Esse cuidado se dá em meio a um contexto cada vez mais sensível em relação à legislação eleitoral, que proíbe explicitamente a realização de campanhas antes do período destinado para tal. O PT, ciente das possíveis repercussões jurídicas, busca assegurar que sua participação no desfile da Acadêmicos de Niterói não seja alvo de questionamentos ou ações na Justiça Eleitoral.
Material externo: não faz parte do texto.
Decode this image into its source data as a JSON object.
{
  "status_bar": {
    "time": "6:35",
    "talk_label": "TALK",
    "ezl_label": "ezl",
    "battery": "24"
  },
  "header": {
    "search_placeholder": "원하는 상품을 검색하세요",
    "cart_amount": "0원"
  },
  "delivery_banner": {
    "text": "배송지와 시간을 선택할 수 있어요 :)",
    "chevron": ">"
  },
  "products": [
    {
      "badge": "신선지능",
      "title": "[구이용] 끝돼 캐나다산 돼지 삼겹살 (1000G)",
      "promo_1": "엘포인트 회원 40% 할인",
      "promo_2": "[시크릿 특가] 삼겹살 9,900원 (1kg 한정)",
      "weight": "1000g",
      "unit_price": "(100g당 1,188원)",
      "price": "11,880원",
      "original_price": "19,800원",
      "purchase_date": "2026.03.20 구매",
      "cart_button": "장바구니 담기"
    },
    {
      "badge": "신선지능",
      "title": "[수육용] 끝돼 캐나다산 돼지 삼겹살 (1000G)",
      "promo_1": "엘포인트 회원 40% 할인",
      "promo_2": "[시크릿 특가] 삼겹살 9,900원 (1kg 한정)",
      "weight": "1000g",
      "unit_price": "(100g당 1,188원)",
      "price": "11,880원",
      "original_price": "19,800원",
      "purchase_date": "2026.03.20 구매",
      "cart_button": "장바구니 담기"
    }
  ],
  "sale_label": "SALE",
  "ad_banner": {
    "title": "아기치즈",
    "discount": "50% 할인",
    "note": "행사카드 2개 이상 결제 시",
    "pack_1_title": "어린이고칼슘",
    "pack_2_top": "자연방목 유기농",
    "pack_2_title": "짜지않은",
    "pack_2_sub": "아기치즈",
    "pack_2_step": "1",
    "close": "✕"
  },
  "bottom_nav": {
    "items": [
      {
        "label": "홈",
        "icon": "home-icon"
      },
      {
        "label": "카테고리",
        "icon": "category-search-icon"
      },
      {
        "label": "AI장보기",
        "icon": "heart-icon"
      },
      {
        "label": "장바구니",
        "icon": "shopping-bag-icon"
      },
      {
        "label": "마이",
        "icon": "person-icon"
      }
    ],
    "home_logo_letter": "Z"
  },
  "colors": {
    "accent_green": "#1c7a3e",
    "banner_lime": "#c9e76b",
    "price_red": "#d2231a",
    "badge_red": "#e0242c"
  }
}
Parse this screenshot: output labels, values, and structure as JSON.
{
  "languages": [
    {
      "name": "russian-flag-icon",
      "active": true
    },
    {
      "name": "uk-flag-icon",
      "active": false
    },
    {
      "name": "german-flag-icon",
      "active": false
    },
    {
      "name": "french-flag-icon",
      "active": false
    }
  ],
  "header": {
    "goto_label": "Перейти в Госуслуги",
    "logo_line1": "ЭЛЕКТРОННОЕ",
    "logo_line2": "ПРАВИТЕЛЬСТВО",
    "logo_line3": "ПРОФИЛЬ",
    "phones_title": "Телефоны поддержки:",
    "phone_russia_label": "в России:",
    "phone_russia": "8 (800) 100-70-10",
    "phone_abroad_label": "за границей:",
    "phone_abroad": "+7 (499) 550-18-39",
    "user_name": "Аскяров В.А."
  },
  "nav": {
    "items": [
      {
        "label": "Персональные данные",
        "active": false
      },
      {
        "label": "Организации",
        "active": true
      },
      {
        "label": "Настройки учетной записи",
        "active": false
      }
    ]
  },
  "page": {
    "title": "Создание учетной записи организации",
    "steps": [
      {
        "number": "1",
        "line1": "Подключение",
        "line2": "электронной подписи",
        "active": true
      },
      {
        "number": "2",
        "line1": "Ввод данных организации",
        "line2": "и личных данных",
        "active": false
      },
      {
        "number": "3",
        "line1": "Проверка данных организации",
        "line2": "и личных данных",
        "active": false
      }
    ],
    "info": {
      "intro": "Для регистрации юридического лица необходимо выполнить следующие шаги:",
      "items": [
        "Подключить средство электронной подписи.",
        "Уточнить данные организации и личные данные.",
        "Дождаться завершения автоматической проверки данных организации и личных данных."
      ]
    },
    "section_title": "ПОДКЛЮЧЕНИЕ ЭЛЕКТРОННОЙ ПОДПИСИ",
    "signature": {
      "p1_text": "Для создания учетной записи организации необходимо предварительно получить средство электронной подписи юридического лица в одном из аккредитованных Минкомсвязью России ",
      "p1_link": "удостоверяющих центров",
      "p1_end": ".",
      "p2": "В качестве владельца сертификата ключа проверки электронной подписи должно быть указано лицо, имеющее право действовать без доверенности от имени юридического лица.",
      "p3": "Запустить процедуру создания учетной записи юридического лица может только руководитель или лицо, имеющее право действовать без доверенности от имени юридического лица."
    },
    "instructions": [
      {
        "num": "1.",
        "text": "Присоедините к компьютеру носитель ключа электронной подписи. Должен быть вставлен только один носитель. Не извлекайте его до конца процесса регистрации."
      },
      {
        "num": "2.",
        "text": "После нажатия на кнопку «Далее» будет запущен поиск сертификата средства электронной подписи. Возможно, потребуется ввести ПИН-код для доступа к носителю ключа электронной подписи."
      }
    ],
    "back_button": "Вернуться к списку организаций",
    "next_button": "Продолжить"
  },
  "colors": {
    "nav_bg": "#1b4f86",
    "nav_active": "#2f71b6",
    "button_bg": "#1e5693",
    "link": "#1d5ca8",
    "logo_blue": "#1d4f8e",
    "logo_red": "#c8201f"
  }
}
A medida reflete uma preocupação do partido em manter a legalidade e evitar qualquer tipo de interpretação que possa resultar em penalidades ou sanções, especialmente considerando a recente crescente vigilância sobre atividades políticas que possam ser consideradas antecipadas.
O desfile, portanto, se configura não apenas como uma festa popular e cultural, mas também como um campo de batalha simbólico e jurídico para o partido, que se vê na necessidade de equilibrar sua manifestação de apoio ao presidente com o cumprimento rigoroso das normas que regem o processo eleitoral brasileiro. A expectativa é que, além de celebrar a cultura do samba, os filiados possam defender seus valores e ideias sem infringir a legislação vigente.